$\sin(x) \leq x$ on the interval $[0,1]$

Question

I need to prove that: $\sin(x) \leq x$ on the interval $[0,1]$ using Calculus. First I calculated the area between the graph of the function $x$ and $\sin(x)$ on the interval $[0,1]$, if it is positive then $\sin(x) \leq x$:

$$\int_0^1 x - \sin(x) dx = \frac{x^2}{2} \vert_0^1 +\cos(x) \vert_0^1=\frac{1}{2} - 0 + \cos(1) -1=\cos(1)-\frac{1}{2}$$

With the help of the calculator I know that $\cos(1) > \frac{1}{2}$, but I don't know how to prove it without help of the calculator. Any idea of how to prove that $\cos(1) > \frac{1}{2}$ or another way to prove $\sin(x) \leq x$?

Answer 1

Use differentiation.
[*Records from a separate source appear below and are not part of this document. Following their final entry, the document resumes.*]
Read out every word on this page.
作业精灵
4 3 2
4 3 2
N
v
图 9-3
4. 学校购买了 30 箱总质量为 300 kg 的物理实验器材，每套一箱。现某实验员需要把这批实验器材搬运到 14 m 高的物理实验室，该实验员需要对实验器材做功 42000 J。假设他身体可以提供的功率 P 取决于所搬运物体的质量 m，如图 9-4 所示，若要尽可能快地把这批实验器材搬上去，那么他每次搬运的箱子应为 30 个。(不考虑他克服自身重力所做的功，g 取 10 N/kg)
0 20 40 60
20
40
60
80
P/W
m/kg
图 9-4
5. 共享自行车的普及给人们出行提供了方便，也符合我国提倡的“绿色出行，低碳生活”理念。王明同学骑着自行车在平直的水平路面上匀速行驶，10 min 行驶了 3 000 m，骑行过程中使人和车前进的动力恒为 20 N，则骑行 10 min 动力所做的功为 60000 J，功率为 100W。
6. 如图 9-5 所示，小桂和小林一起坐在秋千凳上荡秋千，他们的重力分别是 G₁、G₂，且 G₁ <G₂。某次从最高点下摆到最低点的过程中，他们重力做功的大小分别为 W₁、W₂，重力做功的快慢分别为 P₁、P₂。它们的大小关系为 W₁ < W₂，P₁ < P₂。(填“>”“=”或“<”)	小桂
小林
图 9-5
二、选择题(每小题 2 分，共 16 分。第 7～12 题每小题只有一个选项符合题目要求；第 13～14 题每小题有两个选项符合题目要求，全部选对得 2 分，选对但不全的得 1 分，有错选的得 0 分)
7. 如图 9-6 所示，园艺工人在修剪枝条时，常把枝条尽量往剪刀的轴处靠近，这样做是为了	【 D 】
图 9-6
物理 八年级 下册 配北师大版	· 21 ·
You know that at $x=0$, $\sin(0) = 0$. But since $\displaystyle \frac{d}{dx} \sin(x) = \cos(x)$, and $\displaystyle \frac{dx}{dx}=1$, you can use the fact that $|\cos(x)| \le 1$ for all $x$. Can you draw the conclusion, then?

Answer 2

Fix $x \in [0,1]$,and write $\sin x = \displaystyle \int_{0}^x \cos t dt, x = \displaystyle \int_{0}^x 1dt\implies x - \sin x = \displaystyle \int_{0}^x (1-\cos t)dt\ge \displaystyle \int_{0}^x 0dt = 0\implies x \ge \sin x$